C’est le fruit des réflexions approfondies et concertées s’inspirant du tout premier diagnostic du secteur, réalisé en 2012.

"Bien qu’imparfaites, nos propositions peuvent servir d’argumentaires pour les planifications nécessaires", a déclaré Patricia Ramarijaona, experte en énergies propres.

Le pays a le potentiel de suivre la tendance mondiale vers l’utilisation des énergies renouvelables au service du développement socioéconomique en exploitant les ressources énergétiques locales.

L’accès à une énergie propre et durable pour tous à l’échelle nationale est possible pour surmonter la situation actuelle, caractérisée par une offre à 92 % dominée par les bois et à 7 % par les carburants fossiles. Les énergies renouvelables n’y occupent qu’une infime partie d’à peine 1 %.

La Grande île est également dépendante de l’importation des carburants fossiles d’un volume annuel de 470 000 m3/an, d'une valeur de 400 millions de dollars.

Pour les ménages, 99 % des bois sont destinés à la cuisson et plus de 80 % utilisent le pétrole lampant, nuisible à la santé, pour l’éclairage.

Au total, 12 % des ménages malgaches ont accès à l’électricité.
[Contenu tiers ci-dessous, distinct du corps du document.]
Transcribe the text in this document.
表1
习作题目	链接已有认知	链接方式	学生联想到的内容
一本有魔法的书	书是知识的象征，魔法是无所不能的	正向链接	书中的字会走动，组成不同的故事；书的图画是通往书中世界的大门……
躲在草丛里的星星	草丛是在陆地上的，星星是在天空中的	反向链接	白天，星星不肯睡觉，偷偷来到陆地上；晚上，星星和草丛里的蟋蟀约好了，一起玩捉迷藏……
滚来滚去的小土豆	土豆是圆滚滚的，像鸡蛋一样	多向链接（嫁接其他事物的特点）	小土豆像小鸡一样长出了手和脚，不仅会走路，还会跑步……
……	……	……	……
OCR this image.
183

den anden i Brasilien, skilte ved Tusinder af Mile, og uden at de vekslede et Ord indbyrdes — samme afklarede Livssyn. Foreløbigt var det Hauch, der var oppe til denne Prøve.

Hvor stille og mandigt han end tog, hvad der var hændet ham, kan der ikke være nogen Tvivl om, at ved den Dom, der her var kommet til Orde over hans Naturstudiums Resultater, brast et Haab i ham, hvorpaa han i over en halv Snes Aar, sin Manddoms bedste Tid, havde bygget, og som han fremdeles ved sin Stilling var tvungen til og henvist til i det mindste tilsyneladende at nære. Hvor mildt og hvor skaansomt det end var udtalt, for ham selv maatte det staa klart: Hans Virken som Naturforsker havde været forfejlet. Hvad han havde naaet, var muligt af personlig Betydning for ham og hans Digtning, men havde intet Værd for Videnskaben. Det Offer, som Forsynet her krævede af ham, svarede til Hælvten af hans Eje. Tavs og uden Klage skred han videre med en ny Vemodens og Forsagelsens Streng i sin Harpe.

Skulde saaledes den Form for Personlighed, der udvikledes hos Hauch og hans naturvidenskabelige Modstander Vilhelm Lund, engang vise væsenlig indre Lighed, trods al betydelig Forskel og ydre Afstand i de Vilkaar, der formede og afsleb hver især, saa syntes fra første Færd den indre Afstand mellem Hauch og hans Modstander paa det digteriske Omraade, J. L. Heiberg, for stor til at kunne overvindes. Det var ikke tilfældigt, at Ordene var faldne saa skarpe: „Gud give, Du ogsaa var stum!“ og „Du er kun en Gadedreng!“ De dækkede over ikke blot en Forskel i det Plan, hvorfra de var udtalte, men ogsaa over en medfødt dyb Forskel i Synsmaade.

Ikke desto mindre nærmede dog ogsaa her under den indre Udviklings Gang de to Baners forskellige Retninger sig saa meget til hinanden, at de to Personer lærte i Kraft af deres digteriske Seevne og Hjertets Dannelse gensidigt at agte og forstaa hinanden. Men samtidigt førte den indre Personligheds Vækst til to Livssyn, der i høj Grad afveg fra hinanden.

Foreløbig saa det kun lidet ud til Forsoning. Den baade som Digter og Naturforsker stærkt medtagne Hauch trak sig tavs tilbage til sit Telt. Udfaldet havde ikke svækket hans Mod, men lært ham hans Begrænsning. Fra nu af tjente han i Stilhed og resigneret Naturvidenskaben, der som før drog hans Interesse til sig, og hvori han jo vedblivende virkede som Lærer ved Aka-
En milieu rural où vivent plus de 70 % de la population, seuls 4,8 % des ménages ont accès à ce luxe, contre 39 % en milieu urbain.

Selon les experts, le développement de l’énergie doit reposer sur une vision d’exploitation durable des ressources naturelles énergétiques potentielles en faisant de l’efficacité énergétique, du recours aux énergies renouvelables et de l’adoption de pratiques durables ses principes directeurs.

L’objectif est de réduire, d’ici 2030, à 15 % les dépenses en énergie des industries locales et à 5 % celles des ménages, contre respectivement 43 % et 25 % actuellement.

Selon les prévisions, il est possible de rendre l’électricité disponible pour 65 % des ménages urbains et 30 % des ménages ruraux d’ici là en ramenant la part des énergies renouvelables dans le mix énergétique à plus de 45 %.

Madagascar dispose d’un énorme potentiel en énergies propres comme l’hydroélectrique, le solaire, l’éolienne et la biomasse. Mais elles sont faiblement valorisées. Par exemple, seuls 127 mégawatts sur les 7 800 existants en hydroélectricité sont exploités.

L’agro-diésel et l’agro-éthanol, qui requièrent des coûts d’installation faibles, commencent à se populariser, même si le cadre juridique des filières émergentes reste encore à déterminer.

"Des unités de production sont déjà opérationnelles et des ruraux utilisent déjà de l’éthanol à la place du pétrole lampant pour l’éclairage", a révélé Narivelo Andriamihaingo, un autre expert du Groupe Energie.

En outre, l’entité exhorte à la poursuite et à l’approfondissement des recherches sur les énergies renouvelables et l’application des résultats pour une exploitation raisonnée des ressources locales.

Elle se garde toutefois de critiquer l’incapacité flagrante du gouvernement à résoudre la crise chronique d’énergie dans le pays.

"En tant que groupe d’experts, notre rôle est de proposer et non d’imposer, car la prise de décision ne nous revient pas. Nous avons les réponses techniques et les propositions stratégiques même si elles sont loin d’être parfaites", a insisté Patricia Ramarijaona.